Enable FeatureFastUAMem for btver2
ClosedPublic

Authored by spatel on Nov 21 2014, 12:12 PM.

Details

Summary

Allow unaligned 16-byte memop codegen for btver2. No functional changes for any other subtargets.

The bigger change is replacing the existing supposed small memcpy test with an actual test of a small memcpy. The previous test wasn't using FileCheck either.

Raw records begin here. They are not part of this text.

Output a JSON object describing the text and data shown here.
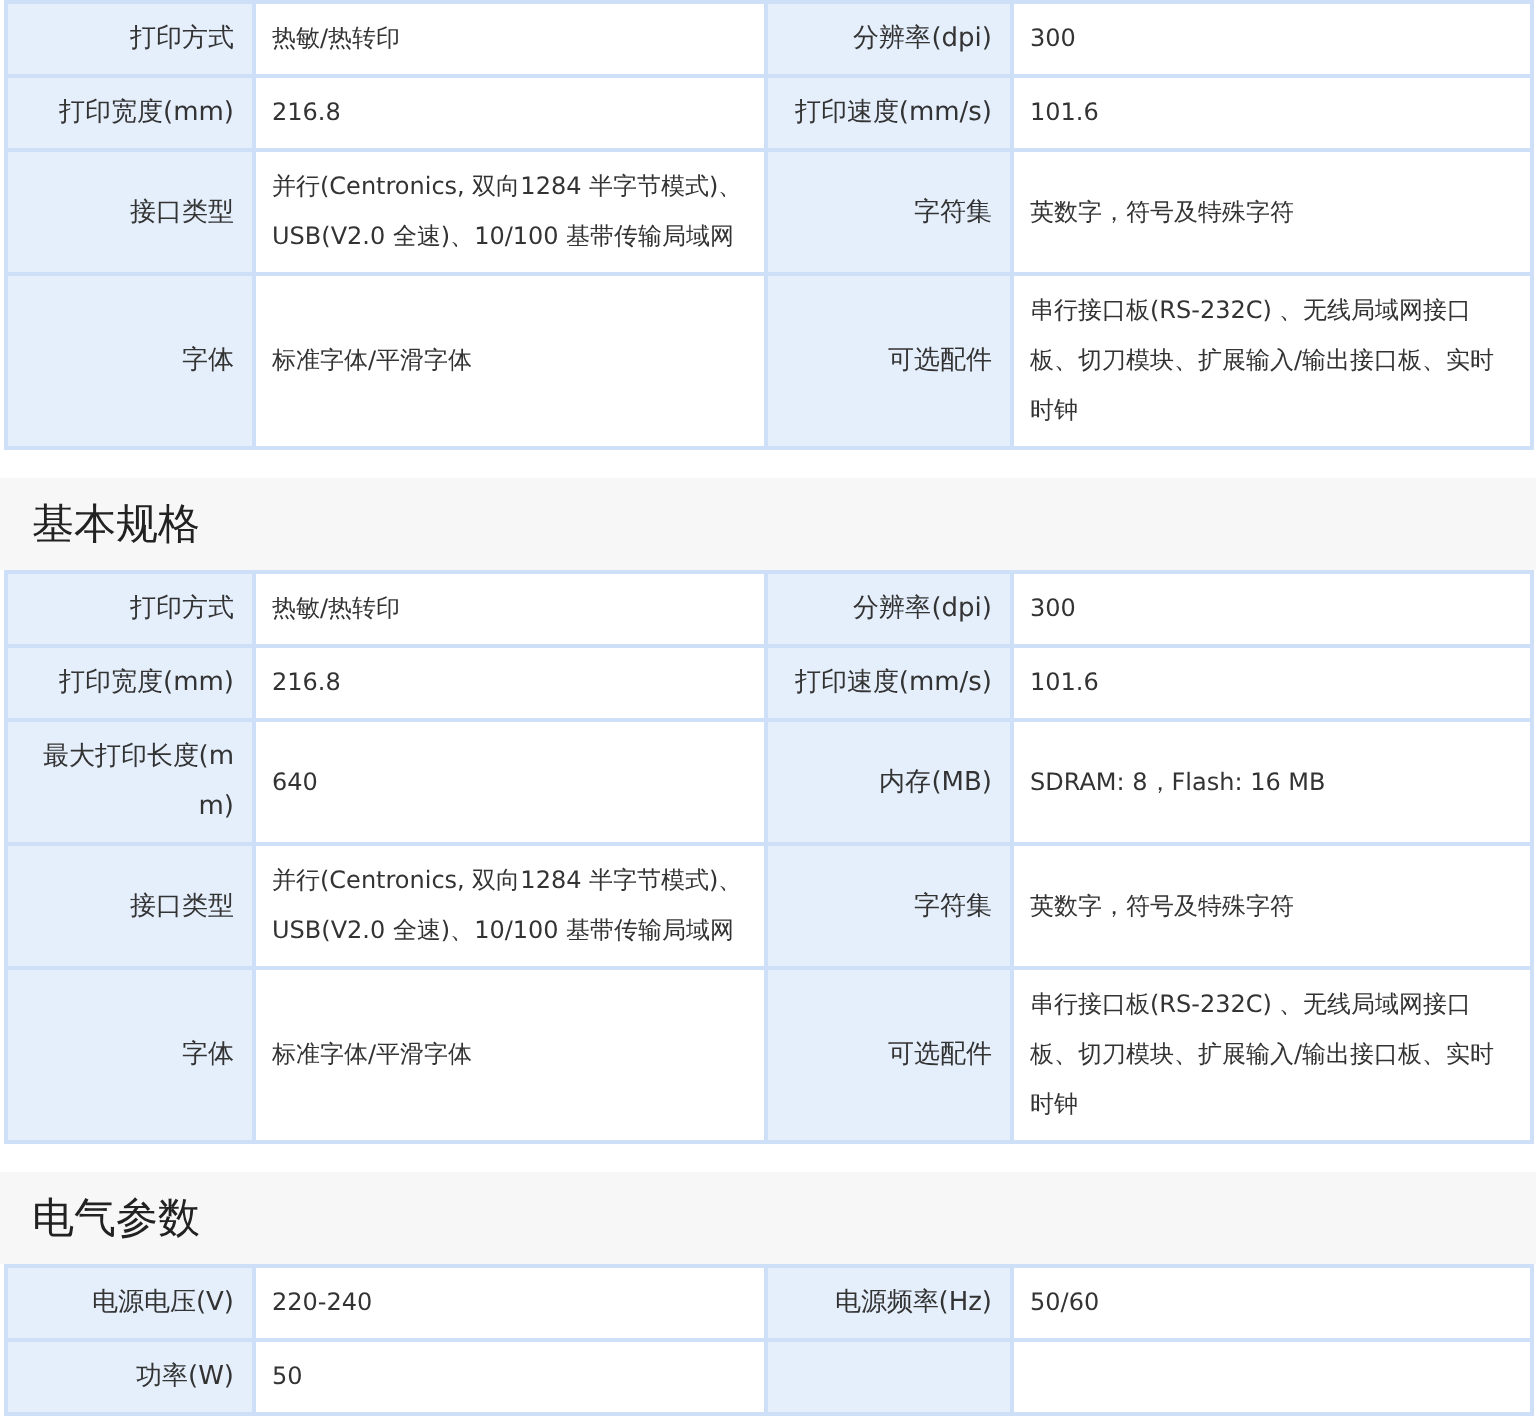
{
  "sections": [
    {
      "rows": [
        {
          "cells": [
            {
              "label": "打印方式",
              "value": "热敏/热转印"
            },
            {
              "label": "分辨率(dpi)",
              "value": "300"
            }
          ]
        },
        {
          "cells": [
            {
              "label": "打印宽度(mm)",
              "value": "216.8"
            },
            {
              "label": "打印速度(mm/s)",
              "value": "101.6"
            }
          ]
        },
        {
          "cells": [
            {
              "label": "接口类型",
              "value": "并行(Centronics, 双向1284 半字节模式)、USB(V2.0 全速)、10/100 基带传输局域网"
            },
            {
              "label": "字符集",
              "value": "英数字，符号及特殊字符"
            }
          ]
        },
        {
          "cells": [
            {
              "label": "字体",
              "value": "标准字体/平滑字体"
            },
            {
              "label": "可选配件",
              "value": "串行接口板(RS-232C) 、无线局域网接口板、切刀模块、扩展输入/输出接口板、实时时钟"
            }
          ]
        }
      ]
    },
    {
      "title": "基本规格",
      "rows": [
        {
          "cells": [
            {
              "label": "打印方式",
              "value": "热敏/热转印"
            },
            {
              "label": "分辨率(dpi)",
              "value": "300"
            }
          ]
        },
        {
          "cells": [
            {
              "label": "打印宽度(mm)",
              "value": "216.8"
            },
            {
              "label": "打印速度(mm/s)",
              "value": "101.6"
            }
          ]
        },
        {
          "cells": [
            {
              "label": "最大打印长度(mm)",
              "value": "640"
            },
            {
              "label": "内存(MB)",
              "value": "SDRAM: 8，Flash: 16 MB"
            }
          ]
        },
        {
          "cells": [
            {
              "label": "接口类型",
              "value": "并行(Centronics, 双向1284 半字节模式)、USB(V2.0 全速)、10/100 基带传输局域网"
            },
            {
              "label": "字符集",
              "value": "英数字，符号及特殊字符"
            }
          ]
        },
        {
          "cells": [
            {
              "label": "字体",
              "value": "标准字体/平滑字体"
            },
            {
              "label": "可选配件",
              "value": "串行接口板(RS-232C) 、无线局域网接口板、切刀模块、扩展输入/输出接口板、实时时钟"
            }
          ]
        }
      ]
    },
    {
      "title": "电气参数",
      "rows": [
        {
          "cells": [
            {
              "label": "电源电压(V)",
              "value": "220-240"
            },
            {
              "label": "电源频率(Hz)",
              "value": "50/60"
            }
          ]
        },
        {
          "cells": [
            {
              "label": "功率(W)",
              "value": "50"
            }
          ]
        }
      ]
    }
  ]
}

This patch should allow us to close PR21541 ( http://llvm.org/bugs/show_bug.cgi?id=21541 ).

Diff Detail

Repository
rL LLVM

Event Timeline

spatel updated this revision to Diff 16502.Nov 21 2014, 12:12 PM
spatel retitled this revision from to Enable FeatureFastUAMem for btver2.
spatel updated this object.
spatel edited the test plan for this revision. (Show Details)
spatel added reviewers: qcolombet, andreadb, hfinkel.
spatel added a subscriber: Unknown Object (MLST).
andreadb accepted this revision.Nov 24 2014, 9:24 AM
andreadb edited edge metadata.

Hi Sanjay,

The patch LGTM. Thanks!
In future, we should probably check if unaligned memory accesses are also fast on AMD cpus other than Jaguar. For example, I expect that unaligned memory accesses are also fast on amdfam15 cpus.

-Andrea

This revision is now accepted and ready to land.Nov 24 2014, 9:24 AM
spatel closed this revision.Nov 28 2014, 10:40 AM
spatel updated this revision to Diff 16741.

Closed by commit rL222925 (authored by @spatel).

Thanks, Andrea! I added a TODO comment for the other AMD chips. Checked in at r222925.